Even so, Stokes was determined — and because of that, so were Tate and Cook. Tate talked to a local supply store, and they sent him away with a trough he could use out on the Baptist Village’s patio.

Cook and Battles heated water and filled it up little by little, then they fitted Stokes with a mask and helped him into the makeshift baptismal pool.

“It was just a special, special time,” Tate said. “He was able to identify with the body of Christ, and that was so important to him.”

At Bethel Baptist Church, Jones, some church members who were also volunteer firefighters came to the rescue with a giant water tank from the fire department.

Water tank baptism

“We had a young man who had gotten saved, and he said, ‘I just want to be baptized,’” said Regina Coburn, whose husband, Rob, formerly served there as pastor. “Because we were out of the building during the COVID-19 crisis, we thought, ‘How are we going to get this young man baptized?’”

When the firefighters in the congregation mentioned the station’s water tank, she pictured a dunk tank, she said — but what they showed up with was something that held 3,000 gallons of water. They filled it up right there on the baseball field where the church was conducting drive-in services, and Rob Coburn baptized the young man — Dylan Pairrett — on the first base line. As he came up out of the water, church members honked their car horns.

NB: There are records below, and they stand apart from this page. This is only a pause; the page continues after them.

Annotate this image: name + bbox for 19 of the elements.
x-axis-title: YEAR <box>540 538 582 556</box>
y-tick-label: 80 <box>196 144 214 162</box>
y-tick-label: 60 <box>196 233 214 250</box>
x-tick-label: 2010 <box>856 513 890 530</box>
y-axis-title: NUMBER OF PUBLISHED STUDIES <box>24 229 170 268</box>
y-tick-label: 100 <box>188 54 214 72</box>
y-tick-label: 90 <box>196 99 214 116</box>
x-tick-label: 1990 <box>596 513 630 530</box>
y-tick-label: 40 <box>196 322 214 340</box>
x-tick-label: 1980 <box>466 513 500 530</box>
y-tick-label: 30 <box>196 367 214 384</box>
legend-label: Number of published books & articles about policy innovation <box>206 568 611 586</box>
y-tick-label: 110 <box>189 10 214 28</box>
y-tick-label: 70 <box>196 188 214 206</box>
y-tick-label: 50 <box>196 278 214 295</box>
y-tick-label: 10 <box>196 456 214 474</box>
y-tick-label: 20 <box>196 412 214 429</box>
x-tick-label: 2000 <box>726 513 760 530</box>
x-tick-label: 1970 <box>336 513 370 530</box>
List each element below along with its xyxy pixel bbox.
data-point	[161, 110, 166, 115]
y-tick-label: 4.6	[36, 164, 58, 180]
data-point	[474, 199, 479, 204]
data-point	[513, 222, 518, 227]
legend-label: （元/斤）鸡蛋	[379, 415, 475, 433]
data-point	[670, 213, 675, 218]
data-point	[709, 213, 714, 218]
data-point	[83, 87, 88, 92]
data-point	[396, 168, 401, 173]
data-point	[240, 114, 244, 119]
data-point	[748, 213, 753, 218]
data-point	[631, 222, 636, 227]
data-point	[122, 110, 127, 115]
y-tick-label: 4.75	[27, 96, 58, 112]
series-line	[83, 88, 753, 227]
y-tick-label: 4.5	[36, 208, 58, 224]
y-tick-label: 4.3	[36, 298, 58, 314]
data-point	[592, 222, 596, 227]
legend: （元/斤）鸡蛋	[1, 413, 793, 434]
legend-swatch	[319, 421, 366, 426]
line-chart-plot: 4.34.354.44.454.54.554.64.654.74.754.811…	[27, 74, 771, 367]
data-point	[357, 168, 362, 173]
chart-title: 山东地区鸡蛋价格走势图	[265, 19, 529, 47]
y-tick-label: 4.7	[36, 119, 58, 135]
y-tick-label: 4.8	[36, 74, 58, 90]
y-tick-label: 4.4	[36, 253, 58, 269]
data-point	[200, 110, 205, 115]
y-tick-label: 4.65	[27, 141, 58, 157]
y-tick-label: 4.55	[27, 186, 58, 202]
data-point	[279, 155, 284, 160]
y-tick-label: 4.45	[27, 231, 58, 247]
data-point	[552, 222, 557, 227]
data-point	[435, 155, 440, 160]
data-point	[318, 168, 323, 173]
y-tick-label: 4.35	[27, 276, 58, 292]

And when they were finished, the firefighters just pumped the water right back into the truck.

“It was a very special day,” Regina Coburn said. “And it was a very creative way to do it that worked out great.”

River baptisms

And at Siloam Baptist Church, Marion, they just made use of something they already had in their back pocket — river baptisms. For the past eight or nine years, at some point during the year they’ve made their way down to the Cahaba River for a baptismal service.

COVID-19 just gave them an even more convenient reason.

“It went beautifully and wonderfully well,” Pastor John Nicholson said of the day they baptized two young women. “It was a joyful day for us.”